Examiner finds customer deception, ‘very Ponzi-like’ use of funds at Celsius

CoinTelegraph reported:

Court-appointed examiner Shoba Pillay submitted her final report on select aspects of operations at bankrupt cryptocurrency Celsius on Jan. 31. The document was commissioned on Sept. 29 and is 470 pages long, not counting the 31 appendices.

Pillay is a former federal prosecutor and partner at law firm Jenner & Block. She looked at how customer cryptocurrency was stored at Celsius, the accuracy of the company’s public representations, whether new deposits were used to pay existing customers, the status of the company’s mining business and tax compliance.

“Celsius promoted itself as an altruistic organization,” Pillay wrote. However, “Behind the scenes, Celsius conducted its business in a starkly different manner than how it marketed itself to its customers in every key respect.”

The deception began immediately, Pillay found, when the Celsius initial coin offering in March 2018 failed to raise the hoped-for $50 million, coming in at $32 million. The Celsius community was not told of the shortfall. Nor did founder Alex Mashinsky make good on his promise to buy any unsold tokens.

Further, Pillay documented how the company and Mashinsky personally exerted control over the price of the native CEL token. That effort was not wholly successful, in part due to accounting shortcomings. As a result:

“Celsius did not earn sufficient yield on its crypto asset deployments to fully fund its CEL buybacks. As a result, it began using customer-deposited Bitcoin (BTC) and Ether (ETH) to fund its CEL purchases.”

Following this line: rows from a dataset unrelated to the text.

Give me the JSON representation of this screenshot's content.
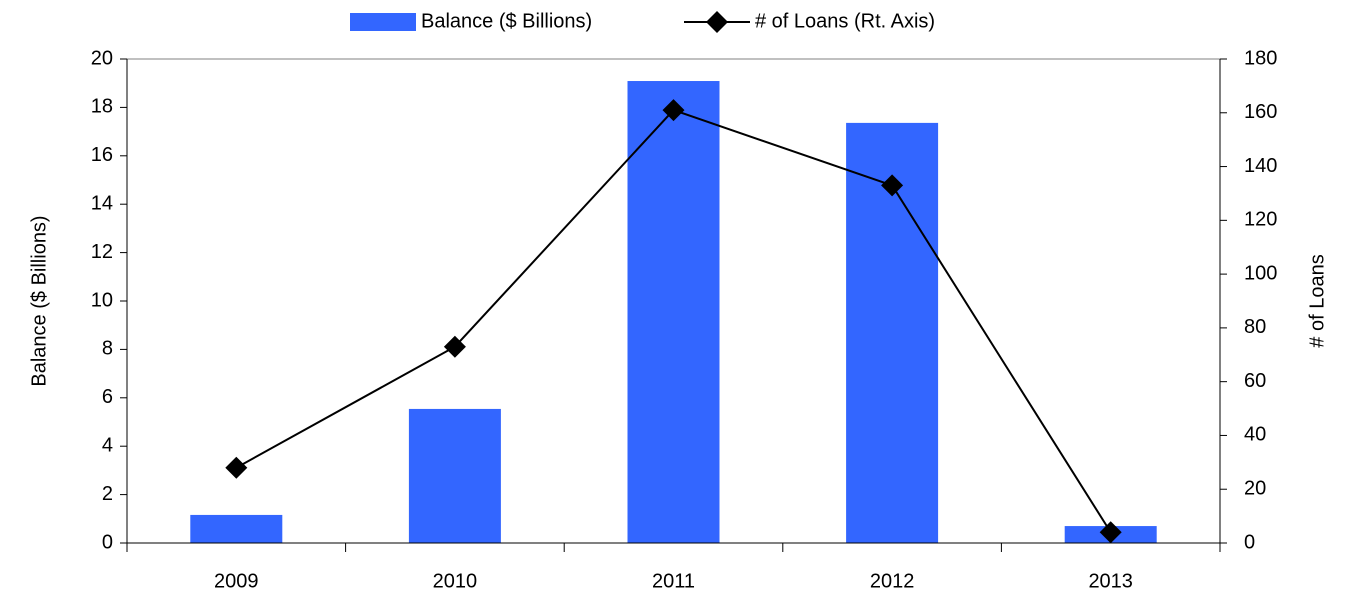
{
  "chart_data": {
    "type": "bar-line",
    "categories": [
      "2009",
      "2010",
      "2011",
      "2012",
      "2013"
    ],
    "series": [
      {
        "name": "Balance ($ Billions)",
        "type": "bar",
        "color": "#3366ff",
        "values": [
          1.16,
          5.54,
          19.09,
          17.36,
          0.7
        ]
      },
      {
        "name": "# of Loans (Rt. Axis)",
        "type": "line",
        "axis": "y2",
        "color": "#000000",
        "marker": "diamond",
        "values": [
          28,
          73,
          161,
          133,
          4
        ]
      }
    ],
    "y_label": "Balance ($ Billions)",
    "y2_label": "# of Loans",
    "ylim": [
      0,
      20
    ],
    "yticks": [
      0,
      2,
      4,
      6,
      8,
      10,
      12,
      14,
      16,
      18,
      20
    ],
    "y2lim": [
      0,
      180
    ],
    "y2ticks": [
      0,
      20,
      40,
      60,
      80,
      100,
      120,
      140,
      160,
      180
    ],
    "legend": "top",
    "grid": false
  }
}
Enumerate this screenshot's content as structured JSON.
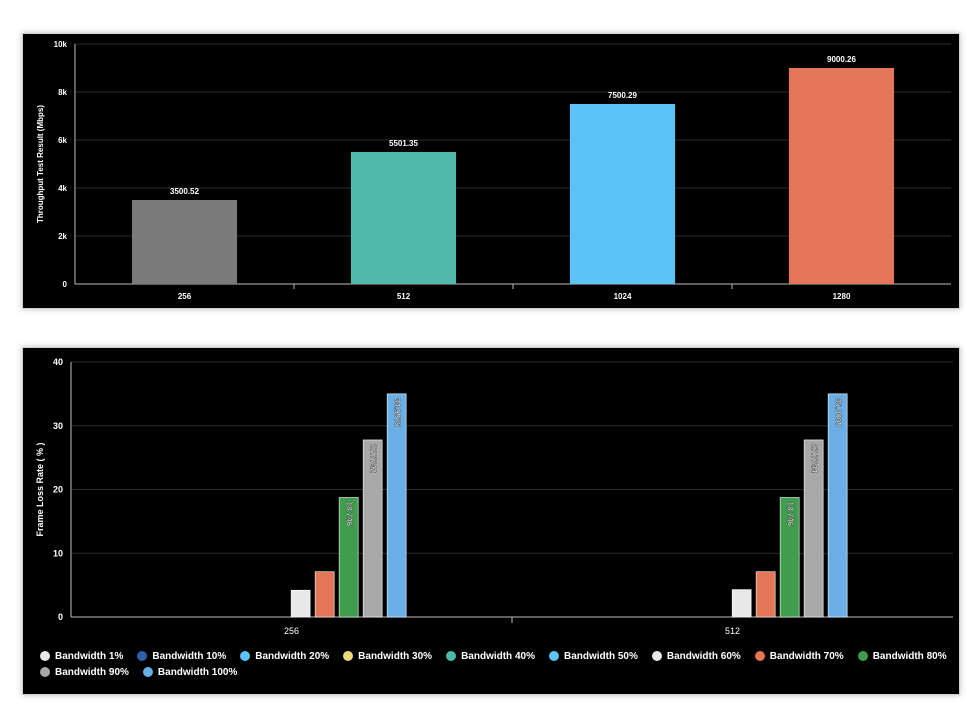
{
  "chart_data": [
    {
      "type": "bar",
      "title": "",
      "xlabel": "",
      "ylabel": "Throughput Test Result (Mbps)",
      "categories": [
        "256",
        "512",
        "1024",
        "1280"
      ],
      "values": [
        3500.52,
        5501.35,
        7500.29,
        9000.26
      ],
      "data_labels": [
        "3500.52",
        "5501.35",
        "7500.29",
        "9000.26"
      ],
      "colors": [
        "#7a7a7a",
        "#52b8aa",
        "#5bc3f5",
        "#e27657"
      ],
      "ylim": [
        0,
        10000
      ],
      "yticks": [
        0,
        2000,
        4000,
        6000,
        8000,
        10000
      ],
      "ytick_labels": [
        "0",
        "2k",
        "4k",
        "6k",
        "8k",
        "10k"
      ],
      "grid": true
    },
    {
      "type": "bar",
      "title": "",
      "xlabel": "",
      "ylabel": "Frame Loss Rate ( % )",
      "categories": [
        "256",
        "512"
      ],
      "ylim": [
        0,
        40
      ],
      "yticks": [
        0,
        10,
        20,
        30,
        40
      ],
      "ytick_labels": [
        "0",
        "10",
        "20",
        "30",
        "40"
      ],
      "grid": true,
      "legend_position": "bottom",
      "series": [
        {
          "name": "Bandwidth 1%",
          "color": "#e8e8e8",
          "values": [
            0,
            0
          ],
          "labels": [
            "",
            ""
          ]
        },
        {
          "name": "Bandwidth 10%",
          "color": "#2e5fa8",
          "values": [
            0,
            0
          ],
          "labels": [
            "",
            ""
          ]
        },
        {
          "name": "Bandwidth 20%",
          "color": "#5bc3f5",
          "values": [
            0,
            0
          ],
          "labels": [
            "",
            ""
          ]
        },
        {
          "name": "Bandwidth 30%",
          "color": "#ecd97a",
          "values": [
            0,
            0
          ],
          "labels": [
            "",
            ""
          ]
        },
        {
          "name": "Bandwidth 40%",
          "color": "#52b8aa",
          "values": [
            0,
            0
          ],
          "labels": [
            "",
            ""
          ]
        },
        {
          "name": "Bandwidth 50%",
          "color": "#5bc3f5",
          "values": [
            0,
            0
          ],
          "labels": [
            "",
            ""
          ]
        },
        {
          "name": "Bandwidth 60%",
          "color": "#e8e8e8",
          "values": [
            4.2,
            4.3
          ],
          "labels": [
            "",
            ""
          ]
        },
        {
          "name": "Bandwidth 70%",
          "color": "#e27657",
          "values": [
            7.1,
            7.1
          ],
          "labels": [
            "",
            ""
          ]
        },
        {
          "name": "Bandwidth 80%",
          "color": "#3f9e4d",
          "values": [
            18.746,
            18.746
          ],
          "labels": [
            "18.746",
            "18.746"
          ]
        },
        {
          "name": "Bandwidth 90%",
          "color": "#a8a8a8",
          "values": [
            27.7742,
            27.7744
          ],
          "labels": [
            "27.7742",
            "27.7744"
          ]
        },
        {
          "name": "Bandwidth 100%",
          "color": "#6aaee8",
          "values": [
            34.9975,
            35.0009
          ],
          "labels": [
            "34.9975",
            "35.0009"
          ]
        }
      ]
    }
  ]
}
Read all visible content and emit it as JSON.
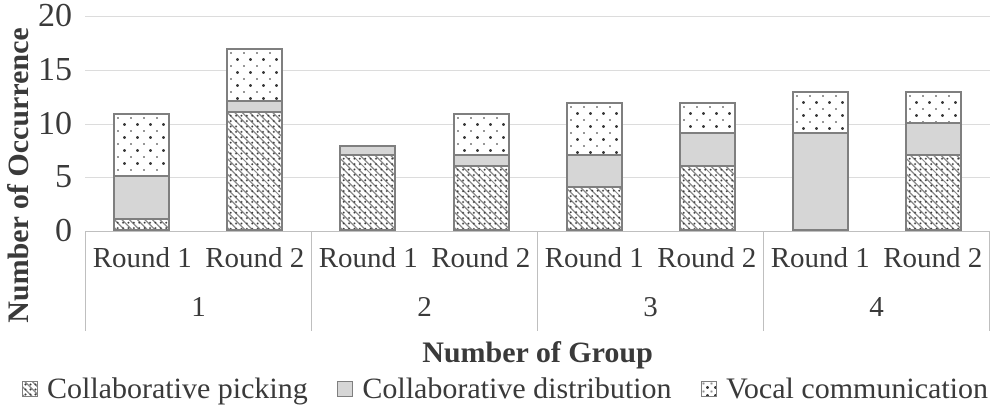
{
  "chart_data": {
    "type": "bar",
    "stacked": true,
    "title": "",
    "ylabel": "Number of Occurrence",
    "xlabel": "Number of Group",
    "ylim": [
      0,
      20
    ],
    "yticks": [
      20,
      15,
      10,
      5,
      0
    ],
    "grid": true,
    "legend_position": "bottom",
    "series": [
      {
        "key": "picking",
        "name": "Collaborative picking",
        "pattern": "diagonal-hatch"
      },
      {
        "key": "distribution",
        "name": "Collaborative distribution",
        "pattern": "solid-gray",
        "color": "#d6d6d6"
      },
      {
        "key": "vocal",
        "name": "Vocal communication",
        "pattern": "dots"
      }
    ],
    "groups": [
      {
        "label": "1",
        "rounds": [
          {
            "label": "Round 1",
            "values": {
              "picking": 1,
              "distribution": 4,
              "vocal": 6
            },
            "total": 11
          },
          {
            "label": "Round 2",
            "values": {
              "picking": 11,
              "distribution": 1,
              "vocal": 5
            },
            "total": 17
          }
        ]
      },
      {
        "label": "2",
        "rounds": [
          {
            "label": "Round 1",
            "values": {
              "picking": 7,
              "distribution": 1,
              "vocal": 0
            },
            "total": 8
          },
          {
            "label": "Round 2",
            "values": {
              "picking": 6,
              "distribution": 1,
              "vocal": 4
            },
            "total": 11
          }
        ]
      },
      {
        "label": "3",
        "rounds": [
          {
            "label": "Round 1",
            "values": {
              "picking": 4,
              "distribution": 3,
              "vocal": 5
            },
            "total": 12
          },
          {
            "label": "Round 2",
            "values": {
              "picking": 6,
              "distribution": 3,
              "vocal": 3
            },
            "total": 12
          }
        ]
      },
      {
        "label": "4",
        "rounds": [
          {
            "label": "Round 1",
            "values": {
              "picking": 0,
              "distribution": 9,
              "vocal": 4
            },
            "total": 13
          },
          {
            "label": "Round 2",
            "values": {
              "picking": 7,
              "distribution": 3,
              "vocal": 3
            },
            "total": 13
          }
        ]
      }
    ]
  },
  "colors": {
    "bar_border": "#7f7f7f",
    "distribution_fill": "#d6d6d6",
    "gridline": "#dcdcdc",
    "axis_line": "#bfbfbf",
    "text": "#3a3a3a"
  }
}
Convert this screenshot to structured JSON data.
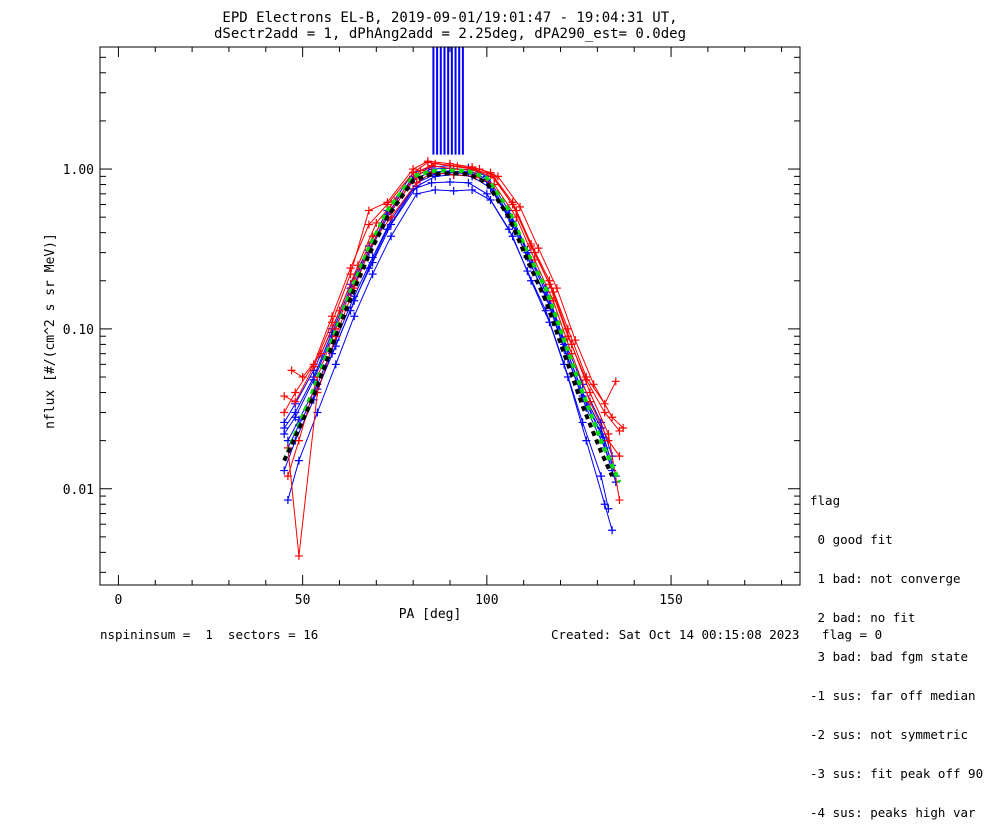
{
  "title": {
    "line1": "EPD Electrons EL-B, 2019-09-01/19:01:47 - 19:04:31 UT,",
    "line2": "dSectr2add = 1, dPhAng2add = 2.25deg, dPA290_est=   0.0deg"
  },
  "flag_legend": {
    "header": "flag",
    "items": [
      " 0 good fit",
      " 1 bad: not converge",
      " 2 bad: no fit",
      " 3 bad: bad fgm state",
      "-1 sus: far off median",
      "-2 sus: not symmetric",
      "-3 sus: fit peak off 90",
      "-4 sus: peaks high var"
    ]
  },
  "footer": {
    "left": "nspininsum =  1  sectors = 16",
    "right": "Created: Sat Oct 14 00:15:08 2023   flag = 0"
  },
  "colors": {
    "blue": "#0000ff",
    "red": "#ff0000",
    "green": "#00dd00",
    "black": "#000000"
  },
  "chart_data": {
    "type": "line",
    "xlabel": "PA [deg]",
    "ylabel": "nflux [#/(cm^2 s sr MeV)]",
    "xlim": [
      -5,
      185
    ],
    "ylim": [
      0.0025,
      5.8
    ],
    "yscale": "log",
    "xticks": [
      0,
      50,
      100,
      150
    ],
    "xtick_labels": [
      "0",
      "50",
      "100",
      "150"
    ],
    "yticks": [
      0.01,
      0.1,
      1.0
    ],
    "ytick_labels": [
      "0.01",
      "0.10",
      "1.00"
    ],
    "series": [
      {
        "color": "blue",
        "x": [
          45,
          48,
          53,
          58,
          63,
          68,
          73,
          80,
          85,
          90,
          95,
          100,
          106,
          111,
          116,
          121,
          126,
          131,
          134
        ],
        "y": [
          0.022,
          0.028,
          0.048,
          0.09,
          0.17,
          0.3,
          0.5,
          0.86,
          0.96,
          0.97,
          0.96,
          0.84,
          0.5,
          0.28,
          0.16,
          0.075,
          0.038,
          0.022,
          0.013
        ]
      },
      {
        "color": "blue",
        "x": [
          46,
          49,
          54,
          59,
          64,
          69,
          74,
          81,
          86,
          91,
          96,
          101,
          107,
          112,
          117,
          122,
          127,
          132,
          135
        ],
        "y": [
          0.018,
          0.025,
          0.042,
          0.078,
          0.15,
          0.26,
          0.45,
          0.78,
          0.9,
          0.92,
          0.9,
          0.76,
          0.45,
          0.25,
          0.14,
          0.065,
          0.032,
          0.018,
          0.011
        ]
      },
      {
        "color": "blue",
        "x": [
          45,
          48,
          53,
          58,
          63,
          68,
          73,
          80,
          85,
          90,
          95,
          100,
          106,
          111,
          116,
          121,
          126,
          131,
          134
        ],
        "y": [
          0.026,
          0.034,
          0.055,
          0.1,
          0.19,
          0.33,
          0.55,
          0.95,
          1.03,
          1.05,
          1.02,
          0.9,
          0.55,
          0.31,
          0.18,
          0.085,
          0.045,
          0.026,
          0.016
        ]
      },
      {
        "color": "blue",
        "x": [
          46,
          49,
          54,
          59,
          64,
          69,
          74,
          81,
          86,
          91,
          96,
          101,
          107,
          112,
          117,
          122,
          127,
          132,
          134
        ],
        "y": [
          0.0085,
          0.015,
          0.03,
          0.06,
          0.12,
          0.22,
          0.38,
          0.7,
          0.74,
          0.73,
          0.74,
          0.64,
          0.38,
          0.2,
          0.11,
          0.05,
          0.02,
          0.008,
          0.0055
        ]
      },
      {
        "color": "blue",
        "x": [
          45,
          48,
          53,
          58,
          63,
          68,
          73,
          80,
          85,
          90,
          95,
          100,
          106,
          111,
          116,
          121,
          126,
          131,
          133
        ],
        "y": [
          0.013,
          0.02,
          0.036,
          0.07,
          0.13,
          0.24,
          0.42,
          0.75,
          0.82,
          0.83,
          0.82,
          0.7,
          0.42,
          0.23,
          0.13,
          0.06,
          0.026,
          0.012,
          0.0075
        ]
      },
      {
        "color": "blue",
        "x": [
          46,
          49,
          54,
          59,
          64,
          69,
          74,
          81,
          86,
          91,
          96,
          101,
          107,
          112,
          117,
          122,
          127,
          132,
          135
        ],
        "y": [
          0.02,
          0.027,
          0.045,
          0.085,
          0.16,
          0.28,
          0.48,
          0.82,
          0.93,
          0.95,
          0.93,
          0.8,
          0.47,
          0.27,
          0.15,
          0.07,
          0.035,
          0.02,
          0.012
        ]
      },
      {
        "color": "blue",
        "x": [
          45,
          48,
          53,
          58,
          63,
          68,
          73,
          80,
          85,
          90,
          95,
          100,
          106,
          111,
          116,
          121,
          126,
          131,
          134
        ],
        "y": [
          0.024,
          0.03,
          0.05,
          0.095,
          0.18,
          0.31,
          0.52,
          0.9,
          1.0,
          1.01,
          0.99,
          0.86,
          0.52,
          0.3,
          0.17,
          0.08,
          0.04,
          0.024,
          0.014
        ]
      },
      {
        "color": "red",
        "x": [
          45,
          48,
          53,
          58,
          63,
          68,
          73,
          80,
          84,
          90,
          96,
          101,
          107,
          112,
          117,
          122,
          127,
          132,
          136
        ],
        "y": [
          0.03,
          0.04,
          0.06,
          0.12,
          0.24,
          0.45,
          0.6,
          0.95,
          1.1,
          1.05,
          1.0,
          0.93,
          0.6,
          0.33,
          0.19,
          0.09,
          0.048,
          0.03,
          0.023
        ]
      },
      {
        "color": "red",
        "x": [
          46,
          49,
          54,
          59,
          64,
          69,
          74,
          81,
          85,
          91,
          97,
          102,
          108,
          113,
          118,
          123,
          128,
          133,
          136
        ],
        "y": [
          0.012,
          0.02,
          0.05,
          0.1,
          0.2,
          0.38,
          0.55,
          0.9,
          1.05,
          1.0,
          0.98,
          0.88,
          0.55,
          0.3,
          0.17,
          0.08,
          0.04,
          0.022,
          0.0085
        ]
      },
      {
        "color": "red",
        "x": [
          45,
          48,
          53,
          58,
          63,
          68,
          73,
          80,
          84,
          90,
          96,
          101,
          107,
          112,
          117,
          122,
          127,
          132,
          135
        ],
        "y": [
          0.038,
          0.035,
          0.058,
          0.11,
          0.22,
          0.55,
          0.62,
          1.0,
          1.12,
          1.08,
          1.03,
          0.95,
          0.62,
          0.34,
          0.2,
          0.1,
          0.05,
          0.034,
          0.047
        ]
      },
      {
        "color": "red",
        "x": [
          46,
          49,
          54,
          59,
          64,
          69,
          74,
          81,
          85,
          91,
          97,
          102,
          108,
          113,
          118,
          123,
          128,
          133,
          136
        ],
        "y": [
          0.018,
          0.0038,
          0.04,
          0.09,
          0.18,
          0.35,
          0.5,
          0.82,
          0.95,
          0.92,
          0.9,
          0.8,
          0.5,
          0.27,
          0.15,
          0.07,
          0.035,
          0.02,
          0.016
        ]
      },
      {
        "color": "red",
        "x": [
          47,
          50,
          55,
          60,
          65,
          70,
          75,
          82,
          86,
          92,
          98,
          103,
          109,
          114,
          119,
          124,
          129,
          134,
          137
        ],
        "y": [
          0.055,
          0.05,
          0.07,
          0.13,
          0.25,
          0.46,
          0.63,
          0.98,
          1.08,
          1.04,
          1.0,
          0.9,
          0.58,
          0.32,
          0.18,
          0.085,
          0.045,
          0.028,
          0.024
        ]
      },
      {
        "color": "green",
        "dash": true,
        "x": [
          45,
          48,
          53,
          58,
          63,
          68,
          73,
          80,
          85,
          90,
          95,
          100,
          106,
          111,
          116,
          121,
          126,
          131,
          136
        ],
        "y": [
          0.015,
          0.022,
          0.042,
          0.085,
          0.17,
          0.32,
          0.55,
          0.9,
          0.97,
          0.98,
          0.97,
          0.88,
          0.55,
          0.3,
          0.18,
          0.085,
          0.04,
          0.02,
          0.011
        ]
      },
      {
        "color": "black",
        "dash": true,
        "x": [
          45,
          48,
          53,
          58,
          63,
          68,
          73,
          80,
          85,
          90,
          95,
          100,
          106,
          111,
          116,
          121,
          126,
          131,
          134
        ],
        "y": [
          0.015,
          0.021,
          0.038,
          0.078,
          0.155,
          0.29,
          0.5,
          0.85,
          0.93,
          0.94,
          0.93,
          0.82,
          0.5,
          0.27,
          0.15,
          0.07,
          0.033,
          0.017,
          0.012
        ]
      }
    ],
    "bars": {
      "color": "blue",
      "x": [
        85.5,
        86.5,
        87.5,
        88.5,
        89.5,
        90.5,
        91.5,
        92.5,
        93.5
      ],
      "y_bottom": 1.23
    }
  }
}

In early 2021, as Bitcoin (BTC) and Ether (ETH) prices rose and customers withdrew more of the CEL cryptocurrency, Celsius “justified its use of customer deposits to fill this hole in its balance sheet on the basis that it was not selling customer deposits but instead posting them as collateral to borrow the necessary coins.”

Pillay noted that the Celsius coin deployment specialist described the actions as “very Ponzi-like” in internal communications. In addition, the company’s reward (interest) rates were not tied to yield generated from customer assets but were set to beat competitors’ offers. There was no policy for determining rewards until July 2021.

Between 2018 and June 30, 2022, the company paid out $1.36 billion more in rewards than the revenue customer assets generated.

By May 2022, as the price of the LUNA (LUNA) stablecoin plummeted, the company was no longer able to support the price of CEL. It paused withdrawals on June 13, but continued to pay rewards. At that point, the company was taking questionable measures. Pillay wrote:

“Between June 9 and June 12, Celsius did directly use new customer deposits to fund customer withdrawal requests.”

Celsius declared bankruptcy on July 13.

Related: New ‘Celsius token’ may be used to repay creditors: Report

The examiner found Celsius’ mining business, created as a subsidiary in October 2020, to be “generally current” on its bills, with few exceptions. She summed up the outstanding debt:

“Celsius Mining’s unpaid utility-related bills were $13,982,152. Celsius Mining’s mining hosts, however, hold prepayment balances totaling $46,809,756 that may be available to offset Celsius Mining’s obligations.”

Celsius defaulted on its debt to third-party mining contractor Core Scientific in October.

The tax picture was less rosy. Pillay found “significant tax compliance deficiencies.” This might be unsurprising, since Celsius had no tax professionals on its staff until June 2021. Even then, there was no systems created to pay use taxes and value-added taxes in a timely manner.

Pillay described widespread confusion about how applicable taxes for Celsius Mining were calculated or collected. Consequently, Celsius Mining may face tax bills upward of $20 million in the American states of Texas, Pennsylvania and Georgia, where it has mining operations. That amount may be reduced through retrospectively applied exemptions.

Celsius Network, a U.K.-based organization, is facing potential VAT liabilities. It has reserved $3.7 million for their payment.

Celsius’ tax problems were due only to lack of systems, communications and sophistication, Pillay said:

“The Examiner did not uncover any facts suggesting that Celsius or any of its business entities willfully or intentionally failed to pay its tax obligations.”